Among the recommended obligations are diversity of DTV programming providers, outlets and employment, closed captioning and video description.
The group, made up of about a dozen members from industry and advocacy groups, was formed to "make recommendations to the Federal Communications Commission regarding consumer issues within the jurisdiction of the Commission."
Whatever the group decides becomes its official recommendation to the commission, which chartered the CAC it in 2003.
Laying out the case for public interest obligations will be Capitol Broadcastings Jim Goodman, a strong supporter of public interest obligations and a member of the President's Advisory Committee on the Public Interest Obligations of Digital Television Broadcasters.
Though they generally balk at new quantifiable obligations, broadcasters have become increasingly receptive--or resigned, depending on how you look at it--to new public interest obligations in the digital world, particularly if it helps them gain mandatory cable carriage of their multicast digital signals.

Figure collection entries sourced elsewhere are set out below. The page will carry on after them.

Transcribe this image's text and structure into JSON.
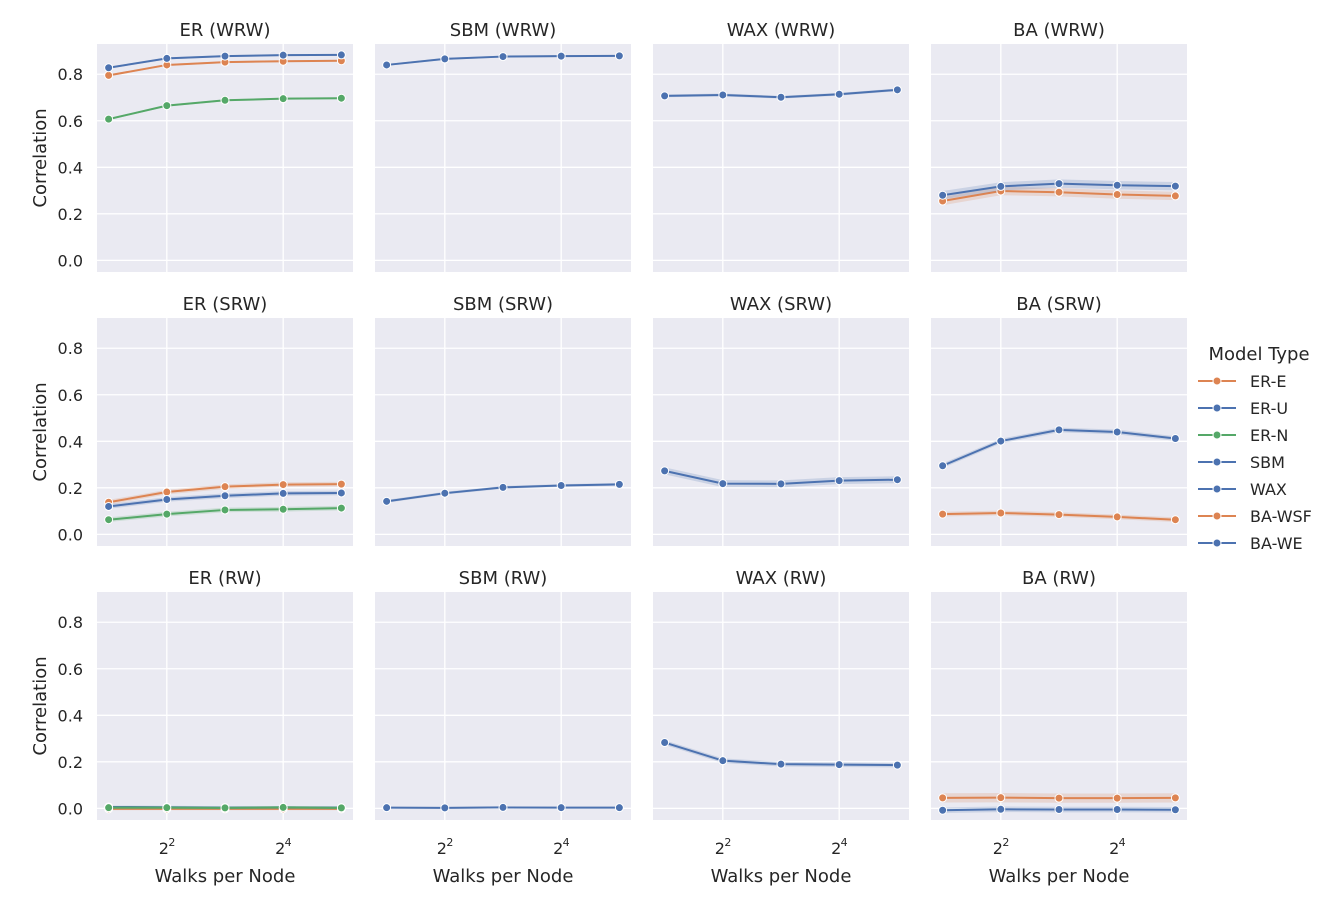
{
  "figure": {
    "x_label": "Walks per Node",
    "y_label": "Correlation",
    "legend_title": "Model Type",
    "legend_placement": "right"
  },
  "series_styles": {
    "ER-E": {
      "color": "#dd8452"
    },
    "ER-U": {
      "color": "#4c72b0"
    },
    "ER-N": {
      "color": "#55a868"
    },
    "SBM": {
      "color": "#4c72b0"
    },
    "WAX": {
      "color": "#4c72b0"
    },
    "BA-WSF": {
      "color": "#dd8452"
    },
    "BA-WE": {
      "color": "#4c72b0"
    }
  },
  "theme": {
    "panel_bg": "#eaeaf2",
    "grid": "#ffffff",
    "marker_edge": "#ffffff"
  },
  "chart_data": {
    "type": "line",
    "x": [
      2,
      4,
      8,
      16,
      32
    ],
    "x_scale": "log2",
    "xticks": [
      {
        "value": 4,
        "base": "2",
        "exp": "2"
      },
      {
        "value": 16,
        "base": "2",
        "exp": "4"
      }
    ],
    "ylim": [
      -0.05,
      0.93
    ],
    "yticks": [
      0.0,
      0.2,
      0.4,
      0.6,
      0.8
    ],
    "ytick_labels": [
      "0.0",
      "0.2",
      "0.4",
      "0.6",
      "0.8"
    ],
    "legend": [
      "ER-E",
      "ER-U",
      "ER-N",
      "SBM",
      "WAX",
      "BA-WSF",
      "BA-WE"
    ],
    "panels": [
      {
        "title": "ER (WRW)",
        "series": [
          {
            "name": "ER-E",
            "values": [
              0.795,
              0.84,
              0.852,
              0.856,
              0.858
            ],
            "ci": 0.004
          },
          {
            "name": "ER-U",
            "values": [
              0.828,
              0.868,
              0.878,
              0.882,
              0.883
            ],
            "ci": 0.004
          },
          {
            "name": "ER-N",
            "values": [
              0.607,
              0.665,
              0.688,
              0.695,
              0.697
            ],
            "ci": 0.004
          }
        ]
      },
      {
        "title": "SBM (WRW)",
        "series": [
          {
            "name": "SBM",
            "values": [
              0.84,
              0.866,
              0.876,
              0.878,
              0.879
            ],
            "ci": 0.004
          }
        ]
      },
      {
        "title": "WAX (WRW)",
        "series": [
          {
            "name": "WAX",
            "values": [
              0.707,
              0.711,
              0.701,
              0.714,
              0.733
            ],
            "ci": 0.006
          }
        ]
      },
      {
        "title": "BA (WRW)",
        "series": [
          {
            "name": "BA-WSF",
            "values": [
              0.255,
              0.298,
              0.293,
              0.283,
              0.277
            ],
            "ci": 0.018
          },
          {
            "name": "BA-WE",
            "values": [
              0.28,
              0.318,
              0.33,
              0.323,
              0.319
            ],
            "ci": 0.018
          }
        ]
      },
      {
        "title": "ER (SRW)",
        "series": [
          {
            "name": "ER-E",
            "values": [
              0.138,
              0.182,
              0.205,
              0.214,
              0.216
            ],
            "ci": 0.01
          },
          {
            "name": "ER-U",
            "values": [
              0.12,
              0.15,
              0.166,
              0.176,
              0.178
            ],
            "ci": 0.01
          },
          {
            "name": "ER-N",
            "values": [
              0.063,
              0.087,
              0.105,
              0.108,
              0.113
            ],
            "ci": 0.01
          }
        ]
      },
      {
        "title": "SBM (SRW)",
        "series": [
          {
            "name": "SBM",
            "values": [
              0.142,
              0.177,
              0.202,
              0.21,
              0.215
            ],
            "ci": 0.006
          }
        ]
      },
      {
        "title": "WAX (SRW)",
        "series": [
          {
            "name": "WAX",
            "values": [
              0.273,
              0.218,
              0.217,
              0.231,
              0.235
            ],
            "ci": 0.015
          }
        ]
      },
      {
        "title": "BA (SRW)",
        "series": [
          {
            "name": "BA-WSF",
            "values": [
              0.087,
              0.092,
              0.085,
              0.075,
              0.063
            ],
            "ci": 0.01
          },
          {
            "name": "BA-WE",
            "values": [
              0.295,
              0.401,
              0.449,
              0.44,
              0.412
            ],
            "ci": 0.01
          }
        ]
      },
      {
        "title": "ER (RW)",
        "series": [
          {
            "name": "ER-E",
            "values": [
              -0.002,
              -0.002,
              -0.002,
              -0.002,
              -0.002
            ],
            "ci": 0.006
          },
          {
            "name": "ER-U",
            "values": [
              0.006,
              0.005,
              0.003,
              0.004,
              0.003
            ],
            "ci": 0.006
          },
          {
            "name": "ER-N",
            "values": [
              0.003,
              0.003,
              0.002,
              0.004,
              0.002
            ],
            "ci": 0.006
          }
        ]
      },
      {
        "title": "SBM (RW)",
        "series": [
          {
            "name": "SBM",
            "values": [
              0.003,
              0.002,
              0.004,
              0.003,
              0.003
            ],
            "ci": 0.004
          }
        ]
      },
      {
        "title": "WAX (RW)",
        "series": [
          {
            "name": "WAX",
            "values": [
              0.283,
              0.205,
              0.19,
              0.188,
              0.186
            ],
            "ci": 0.01
          }
        ]
      },
      {
        "title": "BA (RW)",
        "series": [
          {
            "name": "BA-WSF",
            "values": [
              0.045,
              0.046,
              0.044,
              0.044,
              0.045
            ],
            "ci": 0.02
          },
          {
            "name": "BA-WE",
            "values": [
              -0.008,
              -0.004,
              -0.005,
              -0.005,
              -0.006
            ],
            "ci": 0.012
          }
        ]
      }
    ]
  }
}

Looking for a strong yes vote, Diane Watson (D-Calif.) has written the chair of the CAC expressing her support for the recommendations. Watson is a founding member of the Future of America Media Caucus, formed last April by House Democrats "concerned about "the damaging effects of media consolidation."
"While the FCC has opened a series of proceedings since 1999 on issues related to the public interest obligations of digital television broadcasters," wrote Watson, "it has not yet issued any decision from those proceedings. I strongly believe that consumers have the right to know how the analog-to-digital transition will serve their interests."